# Why you should know X-Men for memorizing



## Alex Gold (Mar 25, 2022)

So I was looking at the Speedsolving.com wiki site for Letter Pairs to find some good images for letters I was stuck in (Here's the link for anyone who wants to see it - https://www.speedsolving.com/wiki/index.php/List_of_letter_pairs ) . I scrolled down to the X section cuz of course I struggled with finding out words that start with X. Over there I saw that some of the letter pairs had X-Men characters associated with them - Such as Angel for XA or Beast for XB. That got me thinking that since there were a whole bunch of characters in the X-Men universe, there should be a lot of characters that could be good images for letter pairs. 

Here's a list of what I could come up with - 

XA -Angel
XB - Beast
XC - Cyclops
XD - Deadpool / Darwin 
XE -Erik Lehnsherr (Magneto)
XF- Emma Frost 
XG- Gambit
XH- Hank McCoy (Beast)
XI- Iceman
XJ- Jubilee
XK- Kitty Pryde
XL- Logan (Wolverine)
XM- Mystique/ Magneto
XN- Nightcrawler
XO- Ororo Munroe (Storm)
XP- Phoenix
XQ- Quicksilver
XR- Rogue
XS- Storm
XT- Toad 
XU- Unus the Untouchable 
XV- Professor XaVier
XW- Wolverine

I did some strange things so that every letter pair has an X-Men character assigned to it. I know some of them are the same character such as XL for Logan and XW for Wolverine, but I think that if you imagine XL being the character without his superpowers and XW with his superpowers that might help. It can be a bit confusing though. I understand. Also, yeah Deadpool isn't technically part of the X-Men I know, but he's like basically an X-man from what I've researched (I haven't read the comics though so don't quote me on that). But I also included Darwin for XD if Deadpool won't work for you because Deadpool isn't an X-Man but Darwin is. It's just that Darwin isn't as well known as Deadpool. 

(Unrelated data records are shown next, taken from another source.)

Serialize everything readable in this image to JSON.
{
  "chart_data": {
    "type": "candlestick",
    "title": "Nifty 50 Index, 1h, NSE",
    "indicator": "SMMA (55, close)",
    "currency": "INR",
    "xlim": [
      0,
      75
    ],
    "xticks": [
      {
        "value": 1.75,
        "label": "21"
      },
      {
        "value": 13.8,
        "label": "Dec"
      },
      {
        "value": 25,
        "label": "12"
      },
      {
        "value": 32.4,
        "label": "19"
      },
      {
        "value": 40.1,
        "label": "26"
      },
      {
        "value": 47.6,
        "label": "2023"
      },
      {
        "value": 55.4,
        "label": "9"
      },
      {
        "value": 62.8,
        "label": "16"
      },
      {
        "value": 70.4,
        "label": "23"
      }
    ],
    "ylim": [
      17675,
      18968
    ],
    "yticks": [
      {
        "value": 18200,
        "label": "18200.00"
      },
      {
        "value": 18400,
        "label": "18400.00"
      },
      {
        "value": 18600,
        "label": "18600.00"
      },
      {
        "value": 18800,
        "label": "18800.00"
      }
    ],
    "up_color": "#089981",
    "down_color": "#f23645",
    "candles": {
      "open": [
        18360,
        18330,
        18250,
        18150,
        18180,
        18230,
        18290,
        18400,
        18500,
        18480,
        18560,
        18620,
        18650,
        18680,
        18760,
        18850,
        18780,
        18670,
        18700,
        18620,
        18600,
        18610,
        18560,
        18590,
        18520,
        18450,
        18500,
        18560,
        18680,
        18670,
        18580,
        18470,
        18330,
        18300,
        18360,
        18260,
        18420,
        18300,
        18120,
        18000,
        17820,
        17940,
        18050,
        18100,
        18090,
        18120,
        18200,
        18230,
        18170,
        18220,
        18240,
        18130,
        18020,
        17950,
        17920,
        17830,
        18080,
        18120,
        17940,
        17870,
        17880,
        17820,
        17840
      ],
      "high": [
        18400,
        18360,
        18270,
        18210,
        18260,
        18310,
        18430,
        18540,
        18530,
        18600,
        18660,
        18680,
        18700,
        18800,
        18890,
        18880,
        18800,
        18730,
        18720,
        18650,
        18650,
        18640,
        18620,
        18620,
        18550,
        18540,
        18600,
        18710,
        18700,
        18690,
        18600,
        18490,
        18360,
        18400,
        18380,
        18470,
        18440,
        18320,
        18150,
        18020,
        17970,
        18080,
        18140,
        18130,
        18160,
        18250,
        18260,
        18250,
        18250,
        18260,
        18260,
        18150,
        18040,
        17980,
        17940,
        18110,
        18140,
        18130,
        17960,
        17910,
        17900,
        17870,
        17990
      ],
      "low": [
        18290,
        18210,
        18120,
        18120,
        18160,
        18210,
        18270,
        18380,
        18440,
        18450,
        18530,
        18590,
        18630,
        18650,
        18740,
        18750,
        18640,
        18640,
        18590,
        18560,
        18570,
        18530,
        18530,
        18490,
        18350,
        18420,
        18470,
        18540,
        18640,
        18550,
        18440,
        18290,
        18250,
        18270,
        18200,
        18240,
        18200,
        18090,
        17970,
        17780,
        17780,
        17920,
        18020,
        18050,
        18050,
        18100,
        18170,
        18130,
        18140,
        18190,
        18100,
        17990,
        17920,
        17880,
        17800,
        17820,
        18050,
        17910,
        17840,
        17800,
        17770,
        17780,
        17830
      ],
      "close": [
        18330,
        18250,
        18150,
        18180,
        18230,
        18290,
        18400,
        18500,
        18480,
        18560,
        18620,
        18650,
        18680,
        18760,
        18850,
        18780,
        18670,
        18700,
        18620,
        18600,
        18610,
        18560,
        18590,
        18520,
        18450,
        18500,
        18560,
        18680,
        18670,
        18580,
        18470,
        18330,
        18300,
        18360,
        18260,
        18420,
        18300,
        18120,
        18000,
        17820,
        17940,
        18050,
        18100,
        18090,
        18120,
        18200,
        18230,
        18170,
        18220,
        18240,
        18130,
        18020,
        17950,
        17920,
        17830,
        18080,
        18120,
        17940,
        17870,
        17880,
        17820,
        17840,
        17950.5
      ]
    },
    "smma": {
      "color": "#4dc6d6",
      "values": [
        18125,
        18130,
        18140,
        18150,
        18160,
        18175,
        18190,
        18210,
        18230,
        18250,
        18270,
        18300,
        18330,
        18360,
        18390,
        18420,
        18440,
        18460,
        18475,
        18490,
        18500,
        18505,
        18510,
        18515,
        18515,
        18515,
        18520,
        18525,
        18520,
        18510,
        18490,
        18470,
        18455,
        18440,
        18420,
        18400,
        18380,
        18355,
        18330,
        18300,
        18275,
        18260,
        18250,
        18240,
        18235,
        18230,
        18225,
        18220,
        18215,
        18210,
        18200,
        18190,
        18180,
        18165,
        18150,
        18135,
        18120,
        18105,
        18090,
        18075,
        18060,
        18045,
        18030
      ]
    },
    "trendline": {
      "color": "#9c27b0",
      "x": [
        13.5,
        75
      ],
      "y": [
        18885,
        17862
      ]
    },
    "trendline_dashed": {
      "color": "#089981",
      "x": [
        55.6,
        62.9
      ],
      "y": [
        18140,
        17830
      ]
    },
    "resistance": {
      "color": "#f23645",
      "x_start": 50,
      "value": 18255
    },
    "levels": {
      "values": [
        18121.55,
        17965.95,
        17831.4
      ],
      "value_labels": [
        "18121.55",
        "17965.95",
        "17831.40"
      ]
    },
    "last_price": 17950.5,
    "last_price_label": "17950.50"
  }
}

Some of them are enemies of the X-Men and not X-Men themselves but I think they count if they are in the X-Men universe. 

XV is Xavier because of the X and the V in the name of course though it's different from the rest of the characters so it might be a bit hard to remember. Also yeah XU is a character that no one knows about because I couldn't find any well known X-Men characters that start with U.

Or you could skip the X and just go from W to Y.


----------



## abunickabhi (Jun 29, 2022)

Good job with getting creative with the X starting letter pairs.

I have gotten creative with the letter X as well, as I have associated a lot of letter quads starting with X or having X in between with fictional characters with X-men fandom being a subset of it.

I think W and Y are worse. You can stick with what you have associated for the letter X for your BLD letter pair memo system.


----------



## Mike Hughey (Jun 29, 2022)

I've had Professor XaVier for XV since 2007/2008. But yeah, this is a good idea. It's nice that most of them fit in two syllables, but I have been trying to stick to a single syllable as much as possible so my images match my audio memory. But maybe it's still doable with some creativity. "Feen" for Phoenix, "Quick" for Quicksilver, etc. Most are odd enough that they don't clash with other single syllables I have. Some of my current X's are some of my worst images; I may borrow some (or maybe even all) of these.


----------